Australia makes historic citizenship changes, restores rights to Kiwis living across the ditch

Australia has announced a new direct pathway to citizenship for eligible New Zealanders.

It means in a few months Kiwis living in Australia for over four years will be able to go straight to citizenship without needing to be a resident.

Prime Minister Chris Hipkins said the changes are the "biggest improvement" in the rights of New Zealanders living in Australia in a generation.

The changes restore most of the rights Kiwis had in Australia before they were revoked in 2001 and bring them more in line with Australians living in New Zealand.

From July 1, all Special Category Visa holders will be able to apply directly for citizenship without becoming permanent residents first, as long as they meet a four-year residence and other eligibility requirements. These requirements include passing a character check, adequate knowledge of Australia, a basic English competency, will continue to reside in or have a connection with Australia and attending a citizenship ceremony.

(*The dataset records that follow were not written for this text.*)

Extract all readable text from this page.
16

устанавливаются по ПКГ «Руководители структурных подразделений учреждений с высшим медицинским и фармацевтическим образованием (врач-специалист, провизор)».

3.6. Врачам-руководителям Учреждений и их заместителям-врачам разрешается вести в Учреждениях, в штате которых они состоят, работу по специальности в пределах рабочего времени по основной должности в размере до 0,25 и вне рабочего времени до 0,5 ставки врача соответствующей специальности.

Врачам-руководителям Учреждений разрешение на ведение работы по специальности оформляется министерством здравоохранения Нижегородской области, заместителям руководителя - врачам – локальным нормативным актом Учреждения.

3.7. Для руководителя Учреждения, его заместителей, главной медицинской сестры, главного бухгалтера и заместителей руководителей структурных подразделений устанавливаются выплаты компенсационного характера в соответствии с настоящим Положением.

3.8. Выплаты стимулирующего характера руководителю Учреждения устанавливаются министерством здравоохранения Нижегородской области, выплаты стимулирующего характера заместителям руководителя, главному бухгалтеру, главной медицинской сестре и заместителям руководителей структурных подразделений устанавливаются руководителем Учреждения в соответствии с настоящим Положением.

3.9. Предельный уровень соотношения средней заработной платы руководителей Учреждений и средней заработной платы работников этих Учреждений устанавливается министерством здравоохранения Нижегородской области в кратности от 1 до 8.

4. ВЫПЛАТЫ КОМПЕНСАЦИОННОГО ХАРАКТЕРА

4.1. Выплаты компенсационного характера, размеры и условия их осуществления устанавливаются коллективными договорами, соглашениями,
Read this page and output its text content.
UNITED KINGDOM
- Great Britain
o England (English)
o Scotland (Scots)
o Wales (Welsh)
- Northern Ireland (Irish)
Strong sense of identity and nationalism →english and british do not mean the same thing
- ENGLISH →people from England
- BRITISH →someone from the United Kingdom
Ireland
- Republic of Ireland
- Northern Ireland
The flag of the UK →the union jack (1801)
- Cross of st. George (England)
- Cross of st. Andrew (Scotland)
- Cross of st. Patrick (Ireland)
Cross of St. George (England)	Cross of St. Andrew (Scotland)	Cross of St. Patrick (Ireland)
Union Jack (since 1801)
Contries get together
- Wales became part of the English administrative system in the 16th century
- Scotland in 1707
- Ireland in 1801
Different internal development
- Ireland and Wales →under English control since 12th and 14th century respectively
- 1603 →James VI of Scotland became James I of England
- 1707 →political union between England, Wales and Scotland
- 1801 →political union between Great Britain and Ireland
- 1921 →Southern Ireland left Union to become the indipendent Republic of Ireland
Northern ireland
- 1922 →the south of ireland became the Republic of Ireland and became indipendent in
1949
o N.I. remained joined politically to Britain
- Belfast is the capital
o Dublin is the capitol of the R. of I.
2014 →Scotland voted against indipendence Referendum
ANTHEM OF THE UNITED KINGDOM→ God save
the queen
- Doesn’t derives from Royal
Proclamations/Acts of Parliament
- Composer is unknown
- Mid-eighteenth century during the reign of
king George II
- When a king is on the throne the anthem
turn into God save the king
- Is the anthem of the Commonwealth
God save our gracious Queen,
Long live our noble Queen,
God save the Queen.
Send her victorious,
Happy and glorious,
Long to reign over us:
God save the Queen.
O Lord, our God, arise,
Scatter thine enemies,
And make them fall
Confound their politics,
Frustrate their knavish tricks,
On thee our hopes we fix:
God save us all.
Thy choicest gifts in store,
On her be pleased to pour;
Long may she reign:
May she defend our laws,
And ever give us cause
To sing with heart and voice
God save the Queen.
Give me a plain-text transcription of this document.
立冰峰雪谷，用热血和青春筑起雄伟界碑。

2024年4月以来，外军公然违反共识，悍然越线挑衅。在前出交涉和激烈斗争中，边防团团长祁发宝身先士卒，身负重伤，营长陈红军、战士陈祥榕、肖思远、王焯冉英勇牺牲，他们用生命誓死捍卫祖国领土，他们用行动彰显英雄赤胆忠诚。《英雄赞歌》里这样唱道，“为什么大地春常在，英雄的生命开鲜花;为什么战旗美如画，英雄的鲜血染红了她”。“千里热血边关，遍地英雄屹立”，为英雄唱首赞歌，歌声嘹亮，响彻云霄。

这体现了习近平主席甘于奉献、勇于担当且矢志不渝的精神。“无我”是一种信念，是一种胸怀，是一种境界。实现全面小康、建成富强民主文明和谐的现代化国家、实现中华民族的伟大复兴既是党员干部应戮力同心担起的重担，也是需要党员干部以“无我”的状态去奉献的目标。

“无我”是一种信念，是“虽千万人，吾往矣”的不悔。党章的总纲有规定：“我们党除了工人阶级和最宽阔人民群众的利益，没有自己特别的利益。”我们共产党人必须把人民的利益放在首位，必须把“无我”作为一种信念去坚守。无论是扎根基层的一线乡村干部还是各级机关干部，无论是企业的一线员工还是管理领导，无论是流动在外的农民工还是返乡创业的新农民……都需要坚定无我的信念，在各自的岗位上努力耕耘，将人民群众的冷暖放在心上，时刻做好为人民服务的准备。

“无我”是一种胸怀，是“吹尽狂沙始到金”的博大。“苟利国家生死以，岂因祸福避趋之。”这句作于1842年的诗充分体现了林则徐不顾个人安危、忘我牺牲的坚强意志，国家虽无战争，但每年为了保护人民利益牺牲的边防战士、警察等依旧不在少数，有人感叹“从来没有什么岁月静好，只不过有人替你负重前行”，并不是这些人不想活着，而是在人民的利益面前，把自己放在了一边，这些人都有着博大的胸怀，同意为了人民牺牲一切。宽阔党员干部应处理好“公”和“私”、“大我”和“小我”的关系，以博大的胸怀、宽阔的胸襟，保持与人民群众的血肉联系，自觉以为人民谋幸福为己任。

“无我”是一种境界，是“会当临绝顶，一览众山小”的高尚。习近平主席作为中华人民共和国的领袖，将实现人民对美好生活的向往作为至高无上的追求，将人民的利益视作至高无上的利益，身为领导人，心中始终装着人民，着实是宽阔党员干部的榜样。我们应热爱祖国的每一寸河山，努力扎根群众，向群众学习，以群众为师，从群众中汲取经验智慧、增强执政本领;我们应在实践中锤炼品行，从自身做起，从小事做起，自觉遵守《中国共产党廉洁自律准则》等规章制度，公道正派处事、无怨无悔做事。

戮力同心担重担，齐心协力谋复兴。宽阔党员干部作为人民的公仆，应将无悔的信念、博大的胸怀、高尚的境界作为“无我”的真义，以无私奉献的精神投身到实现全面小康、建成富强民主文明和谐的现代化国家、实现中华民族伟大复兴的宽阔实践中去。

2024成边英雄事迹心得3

There is no minimum income requirement or health requirement and the fee will cost AU$490.

The changes also allow Kiwi children born in Australia to become citizens at birth, rather than waiting until they turn 10 years old. Children born in Australia since July 1, 2022 to a New Zealand parent living there will also automatically be entitled to citizenship.

The changes are also retrospective since 2001.

"We know that many New Zealanders are here on a Special Category Visa while raising families, working and building their lives in Australia. So I am proud to offer the benefits that citizenship provides," Australian Prime Minister Anthony Albanese said in a statement.

Prime Minister Chris Hipkins welcomed Australia's historic decision, saying it will bring the two countries closer together.

"Most of us know someone who's moved across the Tasman. They work hard, pay taxes and deserve a fair go. These changes deliver that and reverse erosions that have taken place over 20 years," Hipkins said in a statement.

"Successive New Zealand Prime Ministers have advocated for this change for two decades. It's pleasing that the close relationship between leaders of two like-minded governments was instrumental in reaching this outcome."

Hipkins will officially celebrate the new policy alongside Prime Minister Albanese at a citizenship ceremony in Brisbane on Sunday followed by a community barbeque.

The pair will also be visiting a cemetery in Brisbane to attend the unveiling of plaques for the previously unmarked graves of soldiers who served during the two World Wars.